Life requires death. New beginnings require endings. Creation requires destruction.
The opening of a pelvis, the grinding of stone into pigment, lava seeping like dragon scales from the earth to create new land.
To unmake something is a kind of making.
Everything begins when we allow the falling apart to finally happen.
I thought about this as I picked up wine bottles by their necks last week and hurled them with the entire force of my body to the cement floor to watch them shatter.
As my friend tossed delicate tea cups up into the air for me to smash with a bat.
As I took a sledge hammer to a table of plates and watched them become shards, become mosaic, become dust.
I repeat it to myself now as I allow more and more of my rage to unmake me, to make a new pathway in my own consciousness— and as I teach my daughter that it’s okay to feel her own fire.
I see the anger rise in her when she get frustrated.
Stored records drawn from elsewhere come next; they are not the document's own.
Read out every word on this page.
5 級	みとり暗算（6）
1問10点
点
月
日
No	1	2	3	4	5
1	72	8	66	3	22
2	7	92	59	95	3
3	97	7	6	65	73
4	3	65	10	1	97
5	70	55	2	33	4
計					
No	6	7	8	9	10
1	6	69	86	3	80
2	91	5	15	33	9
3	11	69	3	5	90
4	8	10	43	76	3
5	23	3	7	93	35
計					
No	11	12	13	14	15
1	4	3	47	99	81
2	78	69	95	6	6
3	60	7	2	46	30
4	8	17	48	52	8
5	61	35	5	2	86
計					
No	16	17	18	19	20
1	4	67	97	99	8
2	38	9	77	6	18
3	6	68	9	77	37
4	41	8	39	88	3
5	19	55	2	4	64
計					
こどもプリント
When she can’t stack the blocks exactly how she wants to or get her socks on by herself.
I see the rage in her when things are not quite right…and she knows it.
And so I don’t tell her not to feel it. I let her rage and I reflect back to her what I see—you are mad, and that makes sense.
I let myself feel everything that’s within me, and I reflect back to myself what I see.
You are mad, and that makes sense.
We are mad—and that makes sense.
Rage isn’t something to force beneath the surface. It’s something to hold with both hands. To cherish as the shatteringly sacred thing that it is. To place with adoration on the altar before you and then, with pure holy love, take a hammer to it and let it become shards, become stardust.
Our rage is how we unmake the world we’re living in.
Our rage is how we make a new world for our children.
This reflection feels like it’s tied, in mirror-like fashion, to this piece I wrote before I had a child. I am trying my best now to teach her to be a kind woman (who is allowed her rage), instead of the nice girl we were all raised to be.
I had a lot of fun building a playlist for my rage room experience. Here is the one song I knew had to be in the mix:
Reading this I started to reflect on how in my experience woman’s rage tends to be directed at self. The amount of woman I know who have self harmed in comparison to the men I know who punch walls. I don’t know actual statistics of this, it’s just my experience. But I feel like we are told to suppress our rage that it often ends up bursting at the seams and for a lot of woman because we couldn’t bear to leave the mess of glass in the car park it goes inward.
So glad you found a place to express yourself in this outward way.
Love that song! As always your words sing to me. I didn’t truly know rage until I became a Mother.